Use it when attention prefers some TP or CP, but expert layers benefit from a
larger EP degree than the dense layers can tolerate.

## Phase 3: Profile The Dominant Bottleneck

| Bottleneck | What it looks like | Primary fixes |
|---|---|---|
| Memory | Run fits only with aggressive full recompute or OOMs during warmup | selective recompute, FP8, offloading, better PP layout |
| Communication | Nsight shows large all-to-all or collective blocks | DeepEP or HybridEP, EP overlap, DP/TP overlap, better PP layout |
| Host overhead | GPU gaps, launch-bound traces, Python overhead | CUDA graphs, `--manual-gc`, higher MBS, CPU affinity tuning |
| Compute | Low SM utilization after comm and host issues are addressed | grouped GEMM, fusion work, FP8, dispatcher-specific kernel tuning |

## Dispatcher And Overlap Guidance

Use dispatcher choice as a bottleneck fix, not as the first tuning knob.

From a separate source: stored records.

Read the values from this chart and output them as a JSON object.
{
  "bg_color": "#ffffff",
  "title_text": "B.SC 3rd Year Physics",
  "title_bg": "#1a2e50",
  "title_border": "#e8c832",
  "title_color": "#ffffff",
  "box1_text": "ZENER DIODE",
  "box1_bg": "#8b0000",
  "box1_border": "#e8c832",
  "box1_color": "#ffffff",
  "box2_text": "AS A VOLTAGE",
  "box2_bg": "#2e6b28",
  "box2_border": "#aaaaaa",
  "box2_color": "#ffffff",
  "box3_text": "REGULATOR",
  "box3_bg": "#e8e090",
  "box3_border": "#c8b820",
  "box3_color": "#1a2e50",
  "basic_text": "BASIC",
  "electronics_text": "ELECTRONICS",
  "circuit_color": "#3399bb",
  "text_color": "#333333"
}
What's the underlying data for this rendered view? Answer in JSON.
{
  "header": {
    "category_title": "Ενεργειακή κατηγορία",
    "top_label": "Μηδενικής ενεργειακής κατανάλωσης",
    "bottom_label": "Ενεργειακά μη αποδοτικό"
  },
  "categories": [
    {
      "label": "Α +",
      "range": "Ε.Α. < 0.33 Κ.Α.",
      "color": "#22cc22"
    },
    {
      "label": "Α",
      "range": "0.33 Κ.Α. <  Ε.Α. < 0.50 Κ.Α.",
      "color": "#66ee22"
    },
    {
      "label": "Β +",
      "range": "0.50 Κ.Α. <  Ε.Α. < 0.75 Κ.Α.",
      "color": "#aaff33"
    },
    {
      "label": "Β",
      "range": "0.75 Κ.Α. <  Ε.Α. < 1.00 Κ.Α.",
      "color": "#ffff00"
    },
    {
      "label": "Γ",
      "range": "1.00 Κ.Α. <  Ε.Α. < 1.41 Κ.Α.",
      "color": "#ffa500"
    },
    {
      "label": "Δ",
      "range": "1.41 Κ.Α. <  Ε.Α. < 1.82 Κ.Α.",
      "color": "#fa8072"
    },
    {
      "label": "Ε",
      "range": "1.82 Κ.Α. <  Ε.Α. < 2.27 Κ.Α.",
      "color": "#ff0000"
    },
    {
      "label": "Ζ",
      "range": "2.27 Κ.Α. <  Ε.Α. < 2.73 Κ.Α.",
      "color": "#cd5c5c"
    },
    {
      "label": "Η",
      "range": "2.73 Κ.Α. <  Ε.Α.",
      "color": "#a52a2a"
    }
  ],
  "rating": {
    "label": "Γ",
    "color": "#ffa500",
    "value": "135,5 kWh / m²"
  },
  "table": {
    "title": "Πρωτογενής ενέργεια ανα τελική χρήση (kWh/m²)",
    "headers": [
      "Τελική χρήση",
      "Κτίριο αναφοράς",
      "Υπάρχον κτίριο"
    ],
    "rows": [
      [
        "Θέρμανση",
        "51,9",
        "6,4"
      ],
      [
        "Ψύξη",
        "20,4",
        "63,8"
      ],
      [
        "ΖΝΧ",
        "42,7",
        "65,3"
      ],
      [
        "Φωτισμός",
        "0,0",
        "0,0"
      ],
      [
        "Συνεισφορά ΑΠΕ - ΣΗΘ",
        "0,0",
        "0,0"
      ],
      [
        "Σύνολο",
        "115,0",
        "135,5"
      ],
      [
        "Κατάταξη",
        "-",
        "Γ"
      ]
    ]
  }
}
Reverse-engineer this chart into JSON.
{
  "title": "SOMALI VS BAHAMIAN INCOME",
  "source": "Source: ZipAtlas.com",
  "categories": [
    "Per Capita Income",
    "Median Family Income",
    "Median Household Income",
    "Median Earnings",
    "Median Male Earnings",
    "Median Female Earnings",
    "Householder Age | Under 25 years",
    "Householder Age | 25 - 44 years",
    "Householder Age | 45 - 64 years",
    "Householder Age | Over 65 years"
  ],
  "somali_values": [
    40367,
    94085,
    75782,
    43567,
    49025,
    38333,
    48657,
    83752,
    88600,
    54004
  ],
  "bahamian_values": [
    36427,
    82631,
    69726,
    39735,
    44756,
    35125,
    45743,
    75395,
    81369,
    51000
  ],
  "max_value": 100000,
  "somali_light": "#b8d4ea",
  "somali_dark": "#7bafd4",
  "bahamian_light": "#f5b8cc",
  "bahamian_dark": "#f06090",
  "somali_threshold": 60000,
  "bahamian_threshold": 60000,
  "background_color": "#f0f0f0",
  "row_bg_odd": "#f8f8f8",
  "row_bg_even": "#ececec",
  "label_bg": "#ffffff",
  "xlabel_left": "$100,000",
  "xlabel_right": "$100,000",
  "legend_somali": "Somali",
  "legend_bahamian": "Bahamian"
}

- `moe_token_dispatcher_type="alltoall"`: safest bring-up path, fine for
  smaller EP sizes
- `moe_token_dispatcher_type="flex"` + `moe_flex_dispatcher_backend="deepep"`:
  strong default for H100 and B200 style deployments
- `moe_token_dispatcher_type="flex"` + `moe_flex_dispatcher_backend="hybridep"`:
  strongest starting point on GB200 or GB300 NVL72 systems

If the all-to-all path is